Should Mother Earth Replace Santa Claus? The Gifts She'd Bring

Have you finished your Christmas shopping? Neither have I. Not to worry. "It's rude to be on-time," my mom would say. It was a simple coping mechanism for her inability to herd 7 kids out the door on time. Except when we took the train to New York to see the Christmas Show at Radio City, then it was, "The Spring Lake trains are always early." But along with her gift of procrastination, my mother gave this (P)rocrastinating (A)unt (N)o (K)ids the gift of a great experience that we all looked forward to. So while I loved my Skipper from Santa, it was the trips to the city, standing in the snow, waiting for the late train to Manhattan that I loved the most.

As you've probably read, social psychologists have now spent the last decade validating what our memories know for sure: we get more value from experiences like that than we do from material possessions. Not only do we treasure experiences more, we value the anticipation of them, too. So why are we still buying all these Christmas toys? We're awash in them. The average kid has 238 toys, but plays with only 12.

So as the holiday approaches, this P.A.N.K is panicked. What if we have gift giving all wrong? What if just like, "It's rude to be on-time," and "the Spring Lake trains are always early," the tradition of giving toys is wrong. What if Santa is wrong? Or maybe not wrong, but like smokestacks and coal, too 19th century.

Think about it. An obese white guy, wearing fur, drinking a Coke, eating cookies -- Hasn't he seen the movie, Fed Up? He probably has diabetes -- in a sleigh pulled by sweet little, inhumanely treated deer, working 24x7. And that bag of toys? Made from the hide of some cute little animal chased from his habitat by melting polar ice caps, I'm sure. Those plastic toys we don't need? Landfill. Don't even get me started on all those trees we cut down. We need a more modern, mythical figure beyond Santa that speaks to who we are as a species, living on this fragile planet today, a myth that speaks to the world our children's children will be waking up to on Christmas morning in their future. We need one that goes beyond just replacing material possessions with experiences, because if myths are like little lies your mother told you -- survival stories - we're screwed with Santa. But right now, the only alternative I'm seeing is that scary plastic Elf on the Shelf.

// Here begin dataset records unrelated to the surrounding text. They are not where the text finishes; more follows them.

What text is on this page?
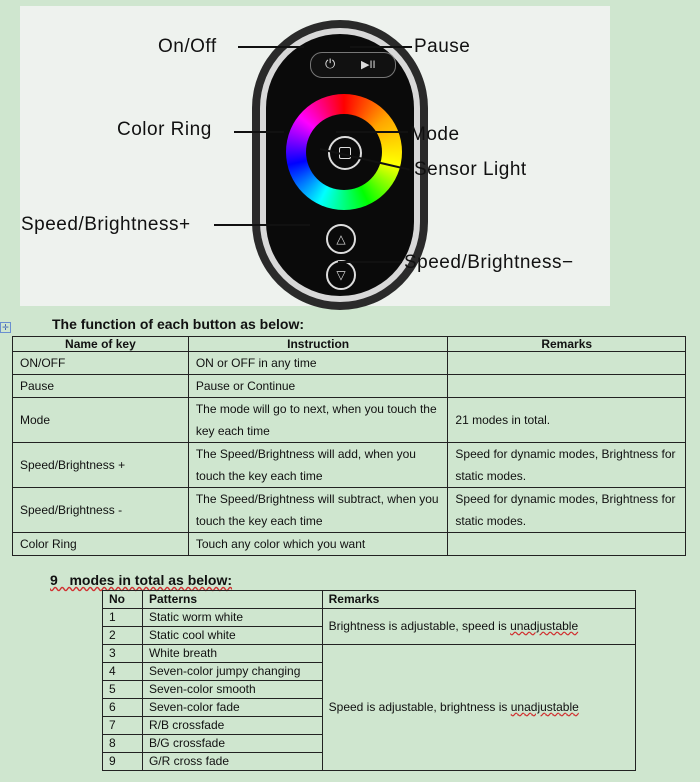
⏻ ▶II
△
▽
On/Off	Pause
Color Ring	Mode
Sensor Light
Speed/Brightness+
Speed/Brightness−
✛	The function of each button as below:
Name of key	Instruction	Remarks
ON/OFF	ON or OFF in any time	
Pause	Pause or Continue	
Mode	The mode will go to next, when you touch the key each time	21 modes in total.
Speed/Brightness +	The Speed/Brightness will add, when you touch the key each time	Speed for dynamic modes, Brightness for static modes.
Speed/Brightness -	The Speed/Brightness will subtract, when you touch the key each time	Speed for dynamic modes, Brightness for static modes.
Color Ring	Touch any color which you want	
9   modes in total as below:
No	Patterns	Remarks
1	Static worm white	Brightness is adjustable, speed is unadjustable
2	Static cool white	
3	White breath	Speed is adjustable, brightness is unadjustable
4	Seven-color jumpy changing	
5	Seven-color smooth	
6	Seven-color fade	
7	R/B crossfade	
8	B/G crossfade	
9	G/R cross fade	
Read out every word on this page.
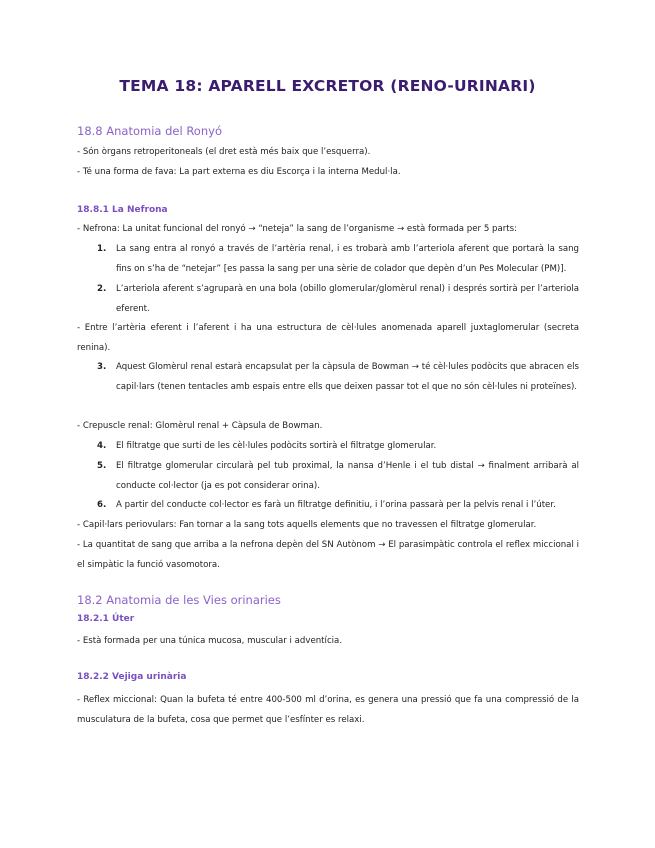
TEMA 18: APARELL EXCRETOR (RENO-URINARI)
18.8 Anatomia del Ronyó
- Són òrgans retroperitoneals (el dret està més baix que l’esquerra).
- Té una forma de fava: La part externa es diu Escorça i la interna Medul·la.
18.8.1 La Nefrona
- Nefrona: La unitat funcional del ronyó → “neteja” la sang de l’organisme → està formada per 5 parts:
1. La sang entra al ronyó a través de l’artèria renal, i es trobarà amb l’arteriola aferent que portarà la sang fins on s’ha de “netejar” [es passa la sang per una sèrie de colador que depèn d’un Pes Molecular (PM)].
2. L’arteriola aferent s’agruparà en una bola (obillo glomerular/glomèrul renal) i després sortirà per l’arteriola eferent.
- Entre l’artèria eferent i l’aferent i ha una estructura de cèl·lules anomenada aparell juxtaglomerular (secreta renina).
3. Aquest Glomèrul renal estarà encapsulat per la càpsula de Bowman → té cèl·lules podòcits que abracen els capil·lars (tenen tentacles amb espais entre ells que deixen passar tot el que no són cèl·lules ni proteïnes).
- Crepuscle renal: Glomèrul renal + Càpsula de Bowman.
4. El filtratge que surti de les cèl·lules podòcits sortirà el filtratge glomerular.
5. El filtratge glomerular circularà pel tub proximal, la nansa d’Henle i el tub distal → finalment arribarà al conducte col·lector (ja es pot considerar orina).
6. A partir del conducte col·lector es farà un filtratge definitiu, i l’orina passarà per la pelvis renal i l’úter.
- Capil·lars periovulars: Fan tornar a la sang tots aquells elements que no travessen el filtratge glomerular.
- La quantitat de sang que arriba a la nefrona depèn del SN Autònom → El parasimpàtic controla el reflex miccional i el simpàtic la funció vasomotora.
18.2 Anatomia de les Vies orinaries
18.2.1 Úter
- Està formada per una túnica mucosa, muscular i adventícia.
18.2.2 Vejiga urinària
- Reflex miccional: Quan la bufeta té entre 400-500 ml d’orina, es genera una pressió que fa una compressió de la musculatura de la bufeta, cosa que permet que l’esfínter es relaxi.
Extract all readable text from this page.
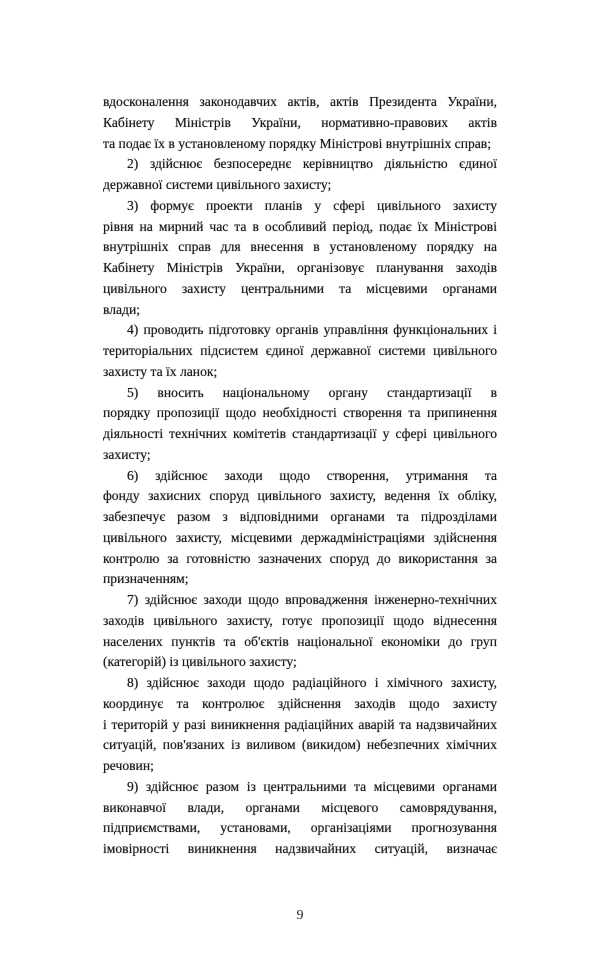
вдосконалення законодавчих актів, актів Президента України,
Кабінету Міністрів України, нормативно-правових актів
та подає їх в установленому порядку Міністрові внутрішніх справ;
2) здійснює безпосереднє керівництво діяльністю єдиної
державної системи цивільного захисту;
3) формує проекти планів у сфері цивільного захисту
рівня на мирний час та в особливий період, подає їх Міністрові
внутрішніх справ для внесення в установленому порядку на
Кабінету Міністрів України, організовує планування заходів
цивільного захисту центральними та місцевими органами
влади;
4) проводить підготовку органів управління функціональних і
територіальних підсистем єдиної державної системи цивільного
захисту та їх ланок;
5) вносить національному органу стандартизації в
порядку пропозиції щодо необхідності створення та припинення
діяльності технічних комітетів стандартизації у сфері цивільного
захисту;
6) здійснює заходи щодо створення, утримання та
фонду захисних споруд цивільного захисту, ведення їх обліку,
забезпечує разом з відповідними органами та підрозділами
цивільного захисту, місцевими держадміністраціями здійснення
контролю за готовністю зазначених споруд до використання за
призначенням;
7) здійснює заходи щодо впровадження інженерно-технічних
заходів цивільного захисту, готує пропозиції щодо віднесення
населених пунктів та об'єктів національної економіки до груп
(категорій) із цивільного захисту;
8) здійснює заходи щодо радіаційного і хімічного захисту,
координує та контролює здійснення заходів щодо захисту
і територій у разі виникнення радіаційних аварій та надзвичайних
ситуацій, пов'язаних із виливом (викидом) небезпечних хімічних
речовин;
9) здійснює разом із центральними та місцевими органами
виконавчої влади, органами місцевого самоврядування,
підприємствами, установами, організаціями прогнозування
імовірності виникнення надзвичайних ситуацій, визначає
9
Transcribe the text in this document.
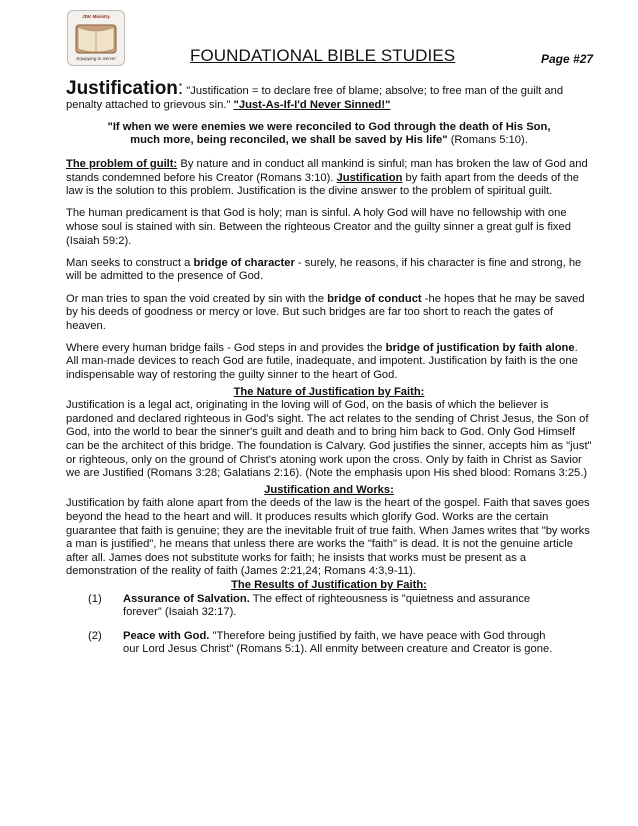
JDK Ministry
Equipping to Serve!	FOUNDATIONAL BIBLE STUDIES	Page #27

Justification: "Justification = to declare free of blame; absolve; to free man of the guilt and penalty attached to grievous sin." "Just-As-If-I'd Never Sinned!"

"If when we were enemies we were reconciled to God through the death of His Son, much more, being reconciled, we shall be saved by His life" (Romans 5:10).

The problem of guilt: By nature and in conduct all mankind is sinful; man has broken the law of God and stands condemned before his Creator (Romans 3:10). Justification by faith apart from the deeds of the law is the solution to this problem. Justification is the divine answer to the problem of spiritual guilt.

The human predicament is that God is holy; man is sinful. A holy God will have no fellowship with one whose soul is stained with sin. Between the righteous Creator and the guilty sinner a great gulf is fixed (Isaiah 59:2).

Man seeks to construct a bridge of character - surely, he reasons, if his character is fine and strong, he will be admitted to the presence of God.

Or man tries to span the void created by sin with the bridge of conduct -he hopes that he may be saved by his deeds of goodness or mercy or love. But such bridges are far too short to reach the gates of heaven.

Where every human bridge fails - God steps in and provides the bridge of justification by faith alone. All man-made devices to reach God are futile, inadequate, and impotent. Justification by faith is the one indispensable way of restoring the guilty sinner to the heart of God.

The Nature of Justification by Faith:

Justification is a legal act, originating in the loving will of God, on the basis of which the believer is pardoned and declared righteous in God's sight. The act relates to the sending of Christ Jesus, the Son of God, into the world to bear the sinner's guilt and death and to bring him back to God. Only God Himself can be the architect of this bridge. The foundation is Calvary. God justifies the sinner, accepts him as "just" or righteous, only on the ground of Christ's atoning work upon the cross. Only by faith in Christ as Savior we are Justified (Romans 3:28; Galatians 2:16). (Note the emphasis upon His shed blood: Romans 3:25.)

Justification and Works:

Justification by faith alone apart from the deeds of the law is the heart of the gospel. Faith that saves goes beyond the head to the heart and will. It produces results which glorify God. Works are the certain guarantee that faith is genuine; they are the inevitable fruit of true faith. When James writes that "by works a man is justified", he means that unless there are works the "faith" is dead. It is not the genuine article after all. James does not substitute works for faith; he insists that works must be present as a demonstration of the reality of faith (James 2:21,24; Romans 4:3,9-11).

The Results of Justification by Faith:

(1) Assurance of Salvation. The effect of righteousness is "quietness and assurance forever" (Isaiah 32:17).
(2) Peace with God. "Therefore being justified by faith, we have peace with God through our Lord Jesus Christ" (Romans 5:1). All enmity between creature and Creator is gone.
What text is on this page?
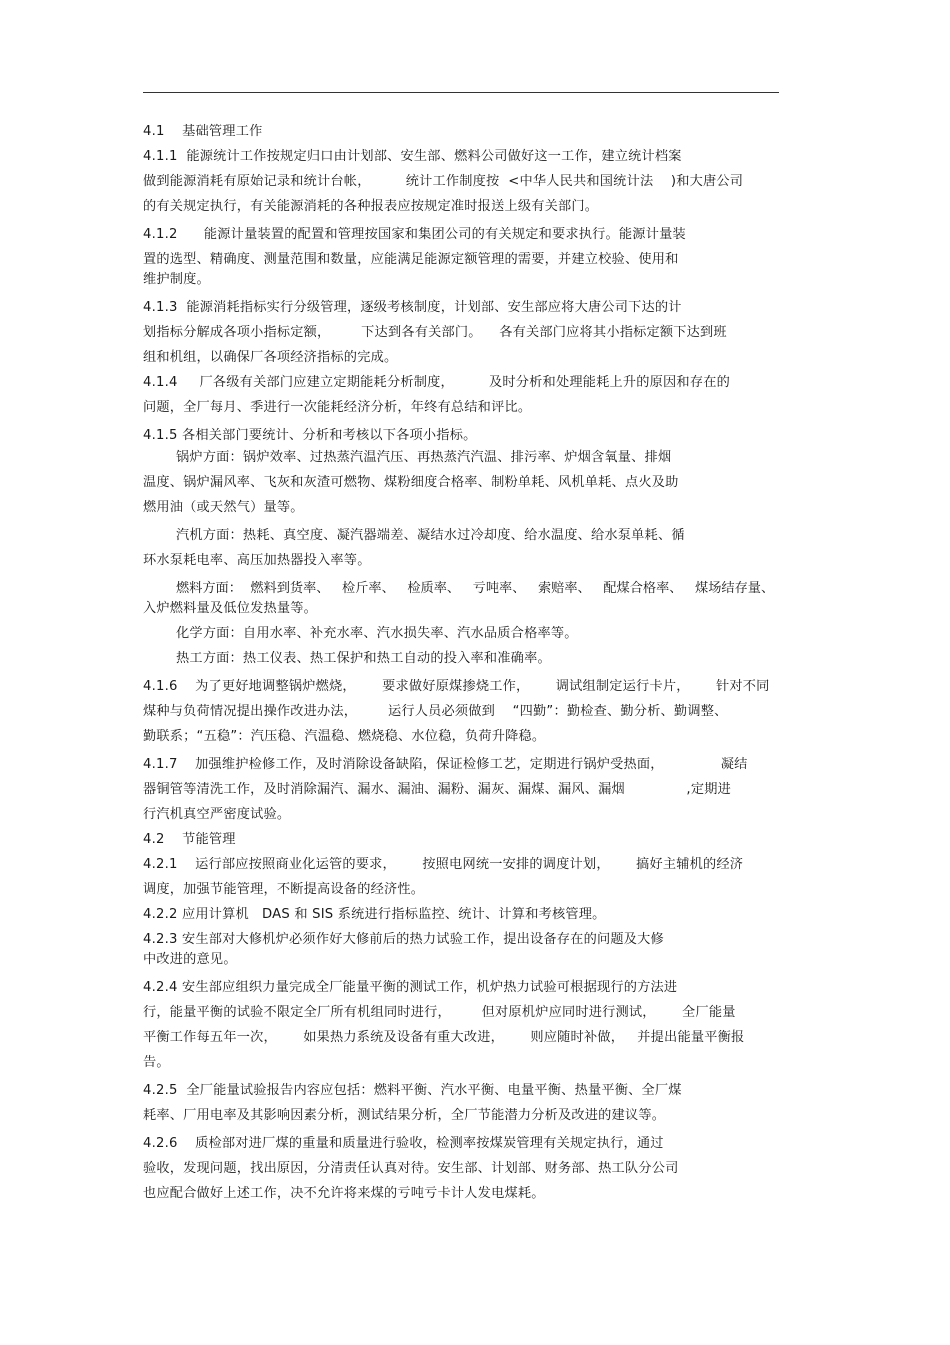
4.1    基础管理工作

4.1.1  能源统计工作按规定归口由计划部、安生部、燃料公司做好这一工作，建立统计档案

做到能源消耗有原始记录和统计台帐，        统计工作制度按  <中华人民共和国统计法    )和大唐公司

的有关规定执行，有关能源消耗的各种报表应按规定准时报送上级有关部门。

4.1.2      能源计量装置的配置和管理按国家和集团公司的有关规定和要求执行。能源计量装

置的选型、精确度、测量范围和数量，应能满足能源定额管理的需要，并建立校验、使用和

维护制度。

4.1.3  能源消耗指标实行分级管理，逐级考核制度，计划部、安生部应将大唐公司下达的计

划指标分解成各项小指标定额，       下达到各有关部门。    各有关部门应将其小指标定额下达到班

组和机组，以确保厂各项经济指标的完成。

4.1.4     厂各级有关部门应建立定期能耗分析制度，        及时分析和处理能耗上升的原因和存在的

问题，全厂每月、季进行一次能耗经济分析，年终有总结和评比。

4.1.5 各相关部门要统计、分析和考核以下各项小指标。

锅炉方面：锅炉效率、过热蒸汽温汽压、再热蒸汽汽温、排污率、炉烟含氧量、排烟

温度、锅炉漏风率、飞灰和灰渣可燃物、煤粉细度合格率、制粉单耗、风机单耗、点火及助

燃用油（或天然气）量等。

汽机方面：热耗、真空度、凝汽器端差、凝结水过冷却度、给水温度、给水泵单耗、循

环水泵耗电率、高压加热器投入率等。

燃料方面：  燃料到货率、   检斤率、   检质率、   亏吨率、   索赔率、   配煤合格率、   煤场结存量、

入炉燃料量及低位发热量等。

化学方面：自用水率、补充水率、汽水损失率、汽水品质合格率等。

热工方面：热工仪表、热工保护和热工自动的投入率和准确率。

4.1.6    为了更好地调整锅炉燃烧，      要求做好原煤掺烧工作，      调试组制定运行卡片，      针对不同

煤种与负荷情况提出操作改进办法，       运行人员必须做到    “四勤”：勤检查、勤分析、勤调整、

勤联系；“五稳”：汽压稳、汽温稳、燃烧稳、水位稳，负荷升降稳。

4.1.7    加强维护检修工作，及时消除设备缺陷，保证检修工艺，定期进行锅炉受热面，             凝结

器铜管等清洗工作，及时消除漏汽、漏水、漏油、漏粉、漏灰、漏煤、漏风、漏烟              ,定期进

行汽机真空严密度试验。

4.2    节能管理

4.2.1    运行部应按照商业化运管的要求，      按照电网统一安排的调度计划，      搞好主辅机的经济

调度，加强节能管理，不断提高设备的经济性。

4.2.2 应用计算机   DAS 和 SIS 系统进行指标监控、统计、计算和考核管理。

4.2.3 安生部对大修机炉必须作好大修前后的热力试验工作，提出设备存在的问题及大修

中改进的意见。

4.2.4 安生部应组织力量完成全厂能量平衡的测试工作，机炉热力试验可根据现行的方法进

行，能量平衡的试验不限定全厂所有机组同时进行，       但对原机炉应同时进行测试，      全厂能量

平衡工作每五年一次，      如果热力系统及设备有重大改进，      则应随时补做，   并提出能量平衡报

告。

4.2.5  全厂能量试验报告内容应包括：燃料平衡、汽水平衡、电量平衡、热量平衡、全厂煤

耗率、厂用电率及其影响因素分析，测试结果分析，全厂节能潜力分析及改进的建议等。

4.2.6    质检部对进厂煤的重量和质量进行验收，检测率按煤炭管理有关规定执行，通过

验收，发现问题，找出原因，分清责任认真对待。安生部、计划部、财务部、热工队分公司

也应配合做好上述工作，决不允许将来煤的亏吨亏卡计人发电煤耗。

But then my Christmas compassion kicks in: maybe we should give Santa a second chance. The marketer in me thinks, maybe we should just reposition him. Where do we start -- an empathy map? Maybe the sleigh first, I think. I call Elon Musk: shouldn't Santa drive a hybrid: a car/rocket ship? I email Stella McCartney: can you believe Santa still wears fur? Shouldn't he wear green instead of red?

My compassion digression is just window dressing. We need someone new, someone with experience, someone who is already doing the job before they get the job -- that's right, a woman. We need a goddess, who can magically bless us with great gifts each year. Wait. That's Oprah. Nah. "Everyone gets a car! Everyone gets a car," would not make Mother Earth very happy, I think. And that's when it occurs to me: It's Mother Earth! That's who we need at Christmas. Sure she's a little crunchy, a little Portlandia, not to mention, pagan, but hey, so are Santa and Christmas trees. Since Moms have been doing the Santa shopping for over a century, certainly the world is ready for a mythical Mother Earth to be the heroine of our holiday.

What would Mother Earth bring as gifts: experiences. Unlike a plastic toy that will be broken by April, in landfills by May, an experience will be remembered and replayed again and again, a legacy to your children and our planet that just may outlast all of us.

In the meantime, P.A.N.K's (and P.U.N.K's): rejoice. It's also much easier to find last minute experiential gifts than it is to buy toys. So the very best gift of all may be the one that's bought late. My mother was right after all: it's rude to be on-time.

Last Minute Experiential Gifts Mother Earth Would Love

  1. A National Parks pass. With 408 destinations, they're more accessible than you think.

  • One on one outings -- a hike and a picnic, ice skating, or simply an ice cream cone anytime, anywhere
  • Museum memberships
  • Classes
  • Take a policeman to lunch
  • Visit a fire station, get your picture taken with a fireman, and ring the #1 engine
  • Physical fitness -- a bounce gym, a climbing wall, a nature hike
  • Toy donation -- Gather all those unused toys, donate them, and in return, get a Lego subscription from Pley.
  • Restore something -- teach the value of restoring what we already have
  • Paddle a kayak
  • Buy stock in a company and take your little guest to an annual meeting
  • Get tickets to a high school production of a Broadway musical
  • Once you've selected your experience, go to and use their free graphic design tools to create colorful coupons for your outing. I've made mine public so you can edit and use them, too.

    Should Mother Earth replace Santa Claus? What do you think?